## Get the data

In [1]:
import getpass
import os
import sys
import time
#set openAI api key
#os.environ["OPENAI_API_KEY"] = ""

In [2]:
import pandas as pd
import numpy as np
import matplotlib.pyplot as plt

from langchain.document_loaders import DataFrameLoader
from langchain.embeddings.openai import OpenAIEmbeddings
from langchain.vectorstores import Chroma
from langchain.text_splitter import CharacterTextSplitter
from langchain.llms import OpenAI
from langchain.chains import ConversationalRetrievalChain

from langchain.chains.chat_vector_db.prompts import CONDENSE_QUESTION_PROMPT
from typing import List
from langchain.docstore.document import Document
from langchain.document_loaders.base import BaseLoader
from langchain.document_loaders import DataFrameLoader
import json
from langchain.vectorstores import Pinecone
# LLM wrapper
from langchain.chat_models import ChatOpenAI
from langchain import OpenAI

from langchain import SerpAPIWrapper, LLMChain
from langchain.chains.question_answering import load_qa_chain
from langchain.memory import ConversationSummaryBufferMemory
from langchain.vectorstores import FAISS
from langchain.embeddings.openai import OpenAIEmbeddings
from langchain.text_splitter import RecursiveCharacterTextSplitter
import pandas as pd
# Helper function for printing docs
import textwrap

def pretty_text(text):
    wrapped_text = textwrap.wrap(text, width=100)
    for line in wrapped_text:
        print(line)


def pretty_print_docs(docs):
    print(f"\n{'-' * 100}\n".join([f"Document {i+1}:\n\n" + d.page_content for i, d in enumerate(docs)]))


### Load the index

In [3]:
def load_embedding_db(index_name):
    from langchain.vectorstores import FAISS
    # You may need to import the embeddings model depending on your application's structure
    # from langchain.embeddings.openai import OpenAIEmbeddings
    embeddings = OpenAIEmbeddings()
    db = FAISS.load_local(index_name, embeddings)
    return db

#db = load_embedding_db("faiss_index_1000_200_1000papers")
#db = load_embedding_db("faiss_index_1000")
db = load_embedding_db("faiss_index_1000_magnetar_OR_fast_radio_burst")
retriever = db.as_retriever(
    search_kwargs={"k":100, "include_metadata": True})
#retriever

In [9]:
from langchain.document_transformers import EmbeddingsRedundantFilter
from langchain.retrievers.document_compressors import DocumentCompressorPipeline
from langchain.text_splitter import CharacterTextSplitter
from langchain.llms import OpenAI
from langchain.retrievers import ContextualCompressionRetriever
from langchain.retrievers.document_compressors import LLMChainExtractor, LLMChainFilter
from langchain.retrievers.document_compressors import EmbeddingsFilter

embeddings = OpenAIEmbeddings()
# ドキュメントを小さな塊に分割する
# splitter = CharacterTextSplitter(chunk_size=1000, chunk_overlap=100, separator=". ")
# 冗長ドキュメントを削除するフィルター
# redundant_filter = EmbeddingsRedundantFilter(embeddings=embeddings)
# 類似度フィルター
relevant_filter = EmbeddingsFilter(embeddings=embeddings, similarity_threshold=0.76)
# パイプラインでスプリッターとフィルターを繋ぐ。transformers=[splitter, redundant_filter, relevant_filter]とかにする
pipeline_compressor = DocumentCompressorPipeline(
    transformers=[relevant_filter]
)

compression_retriever = ContextualCompressionRetriever(base_compressor=pipeline_compressor, base_retriever=retriever)

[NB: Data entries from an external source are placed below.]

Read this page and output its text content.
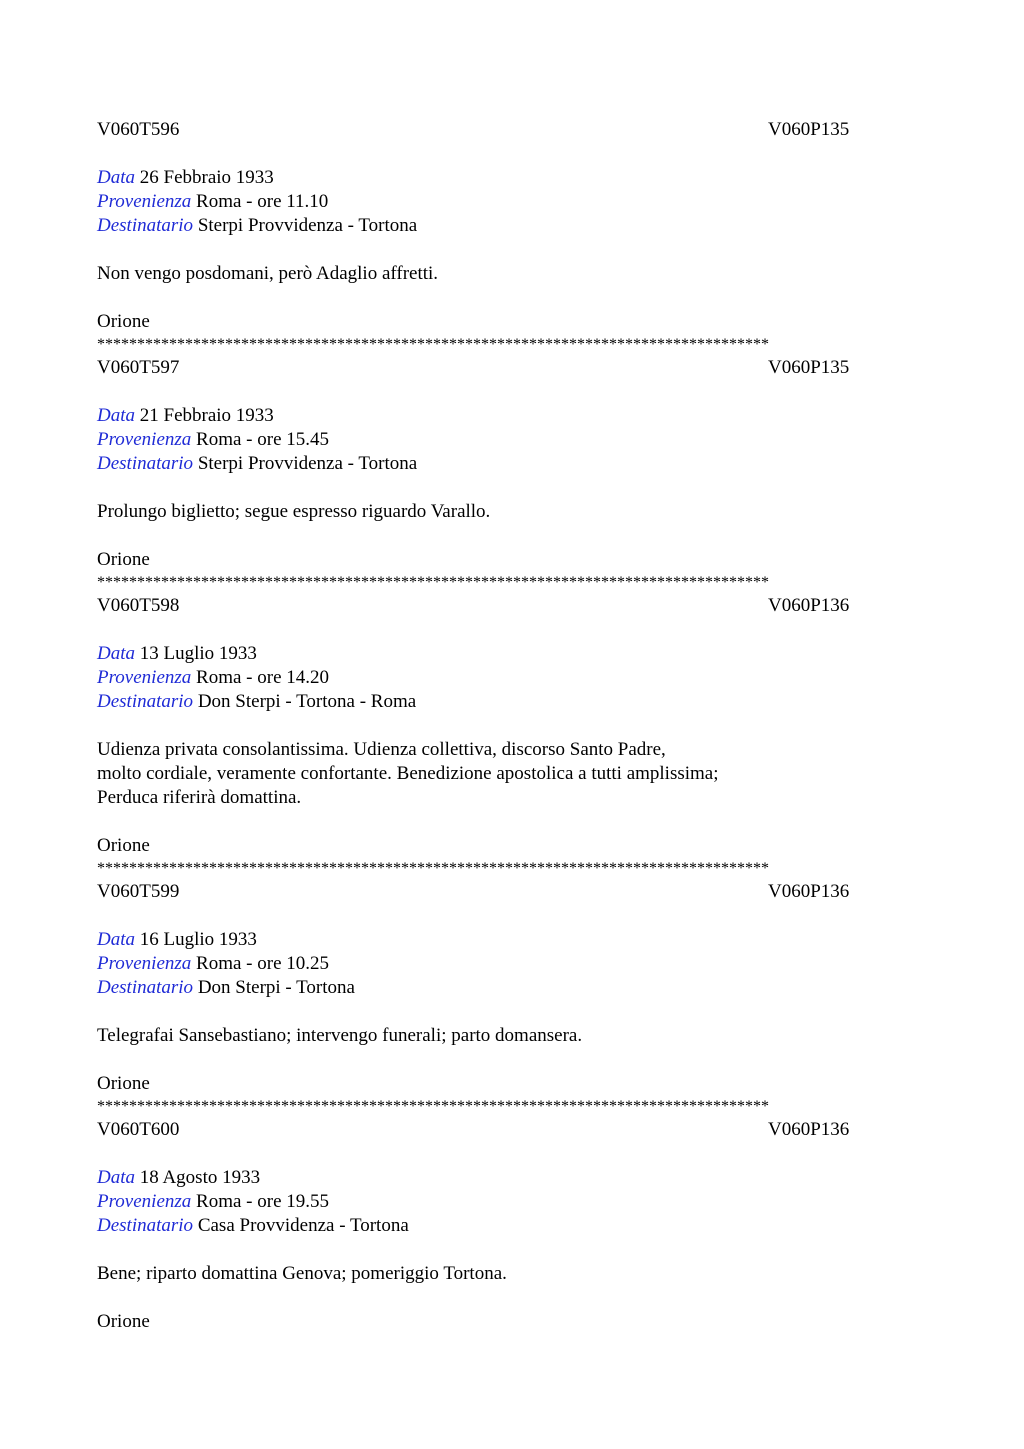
V060T596	V060P135
Data 26 Febbraio 1933
Provenienza Roma - ore 11.10
Destinatario Sterpi Provvidenza - Tortona
Non vengo posdomani, però Adaglio affretti.
Orione
************************************************************************************
V060T597	V060P135
Data 21 Febbraio 1933
Provenienza Roma - ore 15.45
Destinatario Sterpi Provvidenza - Tortona
Prolungo biglietto; segue espresso riguardo Varallo.
Orione
************************************************************************************
V060T598	V060P136
Data 13 Luglio 1933
Provenienza Roma - ore 14.20
Destinatario Don Sterpi - Tortona - Roma
Udienza privata consolantissima. Udienza collettiva, discorso Santo Padre,
molto cordiale, veramente confortante. Benedizione apostolica a tutti amplissima;
Perduca riferirà domattina.
Orione
************************************************************************************
V060T599	V060P136
Data 16 Luglio 1933
Provenienza Roma - ore 10.25
Destinatario Don Sterpi - Tortona
Telegrafai Sansebastiano; intervengo funerali; parto domansera.
Orione
************************************************************************************
V060T600	V060P136
Data 18 Agosto 1933
Provenienza Roma - ore 19.55
Destinatario Casa Provvidenza - Tortona
Bene; riparto domattina Genova; pomeriggio Tortona.
Orione
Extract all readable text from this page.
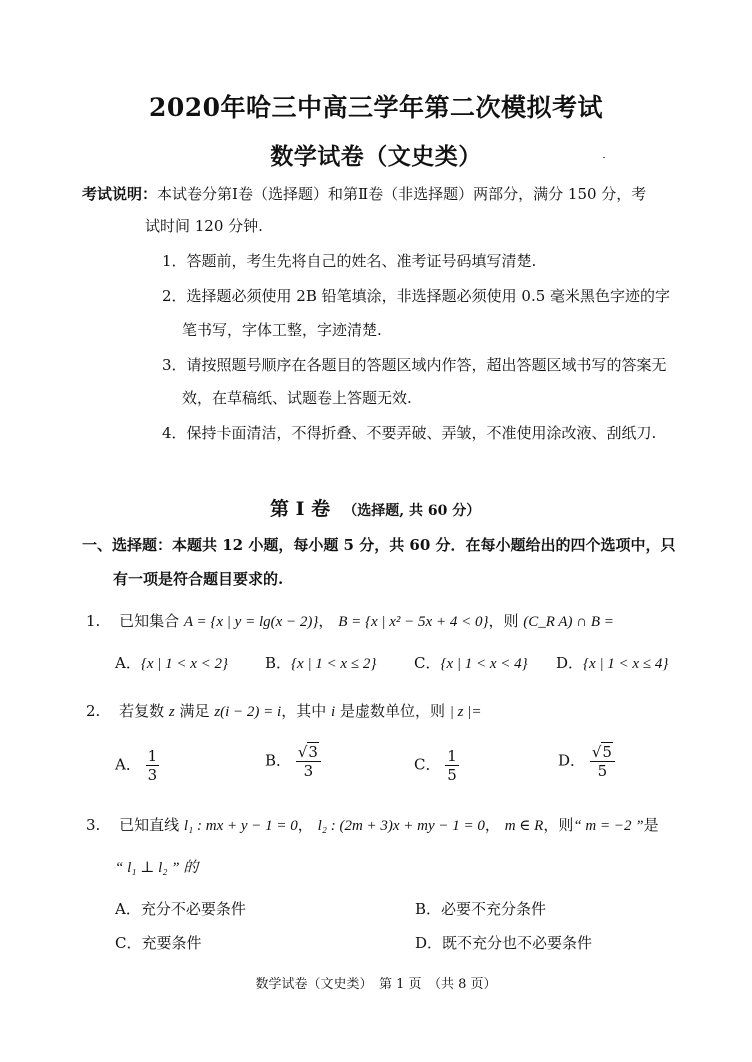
2020年哈三中高三学年第二次模拟考试
数学试卷（文史类）
考试说明：本试卷分第Ⅰ卷（选择题）和第Ⅱ卷（非选择题）两部分，满分 150 分，考
试时间 120 分钟.
1．答题前，考生先将自己的姓名、准考证号码填写清楚.
2．选择题必须使用 2B 铅笔填涂，非选择题必须使用 0.5 毫米黑色字迹的字
笔书写，字体工整，字迹清楚.
3．请按照题号顺序在各题目的答题区域内作答，超出答题区域书写的答案无
效，在草稿纸、试题卷上答题无效.
4．保持卡面清洁，不得折叠、不要弄破、弄皱，不准使用涂改液、刮纸刀.
第 I 卷 （选择题, 共 60 分）
一、选择题：本题共 12 小题，每小题 5 分，共 60 分．在每小题给出的四个选项中，只
有一项是符合题目要求的.
1. 已知集合 A = {x | y = lg(x − 2)}， B = {x | x² − 5x + 4 < 0}，则 (C_R A) ∩ B =
A．{x | 1 < x < 2} B．{x | 1 < x ≤ 2}	C．{x | 1 < x < 4} D．{x | 1 < x ≤ 4}
2. 若复数 z 满足 z(i − 2) = i，其中 i 是虚数单位，则 | z |=
A． $\frac{1}{3}$	B． $\frac{√3}{3}$	C． $\frac{1}{5}$	D． $\frac{√5}{5}$
3. 已知直线 l₁ : mx + y − 1 = 0， l₂ : (2m + 3)x + my − 1 = 0， m ∈ R，则“ m = −2 ”是
“ l₁ ⊥ l₂ ” 的
A．充分不必要条件	B．必要不充分条件
C．充要条件	D．既不充分也不必要条件
数学试卷（文史类）　第 1 页　（共 8 页）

from langchain.prompts import PromptTemplate

prompt_template = """
You are Dr. Origins, a specialist in observational studies of magnetars. Your expertise lies in reading and critically interpreting astronomy papers to generate innovative, research-based ideas.
Every idea should commence with "I propose...".

Guidelines:
1. Base your ideas on scientifically recognized theories and principles.
2. Your ideas should be feasibly verifiable and provide avenues for further exploration or research in this field.
3. Abstain from making overly speculative claims or assertions that cannot be empirically tested.
4. Always accurately reference established theories, observational data, or universally accepted astronomical concepts. Do not misrepresent or fabricate scientific references. If you are unsure about a reference, do not use it.
5. Clearly distinguish your ideas from referenced material. Explain how the referenced research inspired your idea.
6. Learn from feedback. Improve and adjust your proposal according to received input.
7. Use less than 250 words.
In response to a human query, generate an informed, precise, and critical response, ensuring your answer's clarity and originality.

Context: {context}
Human: {question}
Dr. Origins: """
 

DRC_PROMPT = PromptTemplate(
    template=prompt_template, input_variables=["context", "question"]
)

#citationありだと何故かエラーを吐いたので消した
doc_template = """--- document start ---
content:{page_content}
--- document end ---
"""

ASTRO_DOC_PROMPT = PromptTemplate(
    template=doc_template,
    input_variables=["page_content"],
)

from langchain.chains import TransformChain, LLMChain, SimpleSequentialChain

model_name = "gpt-4"
llm_qg = ChatOpenAI(temperature=0.2, model_name=model_name)


TEMP = 0.7
llm = ChatOpenAI(temperature=TEMP, model_name=model_name)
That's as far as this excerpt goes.